Wishing you the best. ?

some people have no appreciation of the finer things 

Hello Ruby

I've only just read your post and it is indeed most inspirational to those of us still  trying hard to make some progress. Nobody except a stroke survivor and their carer can appreciate the feeling of absolute euphoria  when, after weeks of exhausting effort, a breakthrough suddenly happens. You do have to keep remembering the early days following the stroke, to realise just how far one has come.

Hope you continue to progress well.

Best wishes,

Anne.  xxx

Hi Anne,

Thank you. Yes, when we feel so frustrated we just have to think of the days when things were much worse. When I am doing my stationary cycling and I also exercise my arms I just remind myself that before I was doing it to retrain my arms as well as to retrain my eyes (as much as I can) so I can pass my vision test so I can have that driving assessment so I can drive again. Now, I exercise my arms and I don't have to worry too much because I have my license back. And at least my right hand can find my face and my mouth again, LOL! I can clearly remember just about managing to hold a piece of toast but the problem was my right hand had no idea what to do with it. After staying 5 weeks in hospital I finally managed to do it, just about. The whole ward celebrated with me.  It was a very comical scene but also a very happy one. ?

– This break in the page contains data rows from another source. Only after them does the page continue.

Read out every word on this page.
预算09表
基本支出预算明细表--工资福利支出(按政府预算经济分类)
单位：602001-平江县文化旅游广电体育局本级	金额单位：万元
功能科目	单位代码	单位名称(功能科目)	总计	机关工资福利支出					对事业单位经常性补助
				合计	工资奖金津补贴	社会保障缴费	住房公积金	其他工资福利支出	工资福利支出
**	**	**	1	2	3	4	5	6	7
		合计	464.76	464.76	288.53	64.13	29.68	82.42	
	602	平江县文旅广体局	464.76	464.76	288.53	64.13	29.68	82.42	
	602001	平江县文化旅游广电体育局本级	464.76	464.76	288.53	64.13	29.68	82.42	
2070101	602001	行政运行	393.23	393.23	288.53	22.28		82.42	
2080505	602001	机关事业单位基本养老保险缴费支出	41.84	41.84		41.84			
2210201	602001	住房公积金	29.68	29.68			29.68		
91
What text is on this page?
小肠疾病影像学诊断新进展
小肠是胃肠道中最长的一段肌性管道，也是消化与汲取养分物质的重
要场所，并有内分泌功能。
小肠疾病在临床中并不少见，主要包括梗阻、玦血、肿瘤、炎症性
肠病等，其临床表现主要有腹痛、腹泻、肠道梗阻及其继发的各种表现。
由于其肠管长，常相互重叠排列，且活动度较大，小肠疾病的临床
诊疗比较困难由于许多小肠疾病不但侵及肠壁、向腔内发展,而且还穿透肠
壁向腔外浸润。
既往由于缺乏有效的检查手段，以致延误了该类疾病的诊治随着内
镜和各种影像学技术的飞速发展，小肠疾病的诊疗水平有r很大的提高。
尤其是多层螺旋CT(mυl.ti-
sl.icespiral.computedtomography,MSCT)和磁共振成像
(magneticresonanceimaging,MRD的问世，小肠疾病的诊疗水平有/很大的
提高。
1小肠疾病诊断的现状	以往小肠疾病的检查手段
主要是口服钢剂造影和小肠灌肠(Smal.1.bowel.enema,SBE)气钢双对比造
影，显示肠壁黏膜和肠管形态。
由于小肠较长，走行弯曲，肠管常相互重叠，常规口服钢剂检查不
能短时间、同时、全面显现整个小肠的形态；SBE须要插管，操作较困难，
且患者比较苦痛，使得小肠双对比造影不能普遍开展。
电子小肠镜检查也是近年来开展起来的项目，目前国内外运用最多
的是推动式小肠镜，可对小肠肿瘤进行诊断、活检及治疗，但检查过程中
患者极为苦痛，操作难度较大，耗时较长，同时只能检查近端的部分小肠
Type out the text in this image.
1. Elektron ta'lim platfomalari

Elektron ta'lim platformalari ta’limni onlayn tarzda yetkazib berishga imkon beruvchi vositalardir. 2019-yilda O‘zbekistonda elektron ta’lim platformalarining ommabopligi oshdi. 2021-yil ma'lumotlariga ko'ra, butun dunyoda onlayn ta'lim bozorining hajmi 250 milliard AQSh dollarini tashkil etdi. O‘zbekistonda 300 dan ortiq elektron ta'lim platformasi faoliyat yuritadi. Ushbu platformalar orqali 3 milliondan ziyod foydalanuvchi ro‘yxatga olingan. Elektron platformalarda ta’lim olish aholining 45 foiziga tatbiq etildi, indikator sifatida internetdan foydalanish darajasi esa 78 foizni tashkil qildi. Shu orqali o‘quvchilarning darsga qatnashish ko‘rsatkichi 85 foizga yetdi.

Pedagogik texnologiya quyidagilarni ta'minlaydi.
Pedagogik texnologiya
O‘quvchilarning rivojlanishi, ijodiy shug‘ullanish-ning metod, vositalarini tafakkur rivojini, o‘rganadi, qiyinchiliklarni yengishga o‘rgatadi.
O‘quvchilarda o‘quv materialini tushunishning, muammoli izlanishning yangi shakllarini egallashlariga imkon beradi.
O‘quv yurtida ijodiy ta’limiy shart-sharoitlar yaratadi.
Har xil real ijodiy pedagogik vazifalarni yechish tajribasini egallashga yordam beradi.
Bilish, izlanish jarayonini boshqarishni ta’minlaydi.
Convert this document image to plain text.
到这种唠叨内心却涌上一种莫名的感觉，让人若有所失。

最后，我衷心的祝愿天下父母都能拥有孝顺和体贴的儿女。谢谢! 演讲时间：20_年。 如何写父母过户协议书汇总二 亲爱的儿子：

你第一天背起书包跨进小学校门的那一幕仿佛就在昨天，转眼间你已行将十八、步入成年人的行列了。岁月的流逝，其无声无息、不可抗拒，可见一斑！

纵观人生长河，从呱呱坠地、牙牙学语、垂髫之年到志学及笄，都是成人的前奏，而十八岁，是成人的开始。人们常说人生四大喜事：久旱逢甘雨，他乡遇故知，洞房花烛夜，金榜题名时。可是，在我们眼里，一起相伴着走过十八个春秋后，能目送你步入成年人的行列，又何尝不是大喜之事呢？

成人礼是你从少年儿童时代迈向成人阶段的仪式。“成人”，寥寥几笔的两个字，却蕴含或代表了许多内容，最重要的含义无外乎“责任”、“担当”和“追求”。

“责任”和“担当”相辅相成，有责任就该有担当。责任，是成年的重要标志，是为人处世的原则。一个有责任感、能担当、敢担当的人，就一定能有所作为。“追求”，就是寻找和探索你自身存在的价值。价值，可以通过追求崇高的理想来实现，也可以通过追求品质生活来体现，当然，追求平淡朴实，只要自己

Sometimes, it is very difficult to always be positive. When I see people in our village enjoying their walks I ask myself "Why not me?" But then I remind myself things could have been worse, much worse. So I remind myself to be thankful and appreciative of the smallest of improvements. 

I am just hoping that after my hormones have settled down and I am already postmenopausal I will feel more energetic. This fatigue business - I hate it. Stroke and being a lady of a certain age - what a combination!

Take care. Be safe and well. Also wishing you you the best.

Ruby ☺

Dear Ruby

Congratulations on getting your license back. I surrendered mine voluntarily. I knew I was incapable of driving and, although I've always enjoyed driving and done quite a lot of it, know that until I've got the use of my arm and leg again, it's something I can't do at the moment. Before my stroke, the DVLA required me to have a field test with Spec Savers because I have glaucoma. I was concerned at the time but needn't have been. The test proved to be simple compared to the field tests I have at the hospital as part of my glaucoma check-ups.

Hope you continue to recover well and get past the stroke fatigue. I've been very fortunate in that respect, I don't seem to suffer it. I'm often sleepy but not what I'd call fatigued.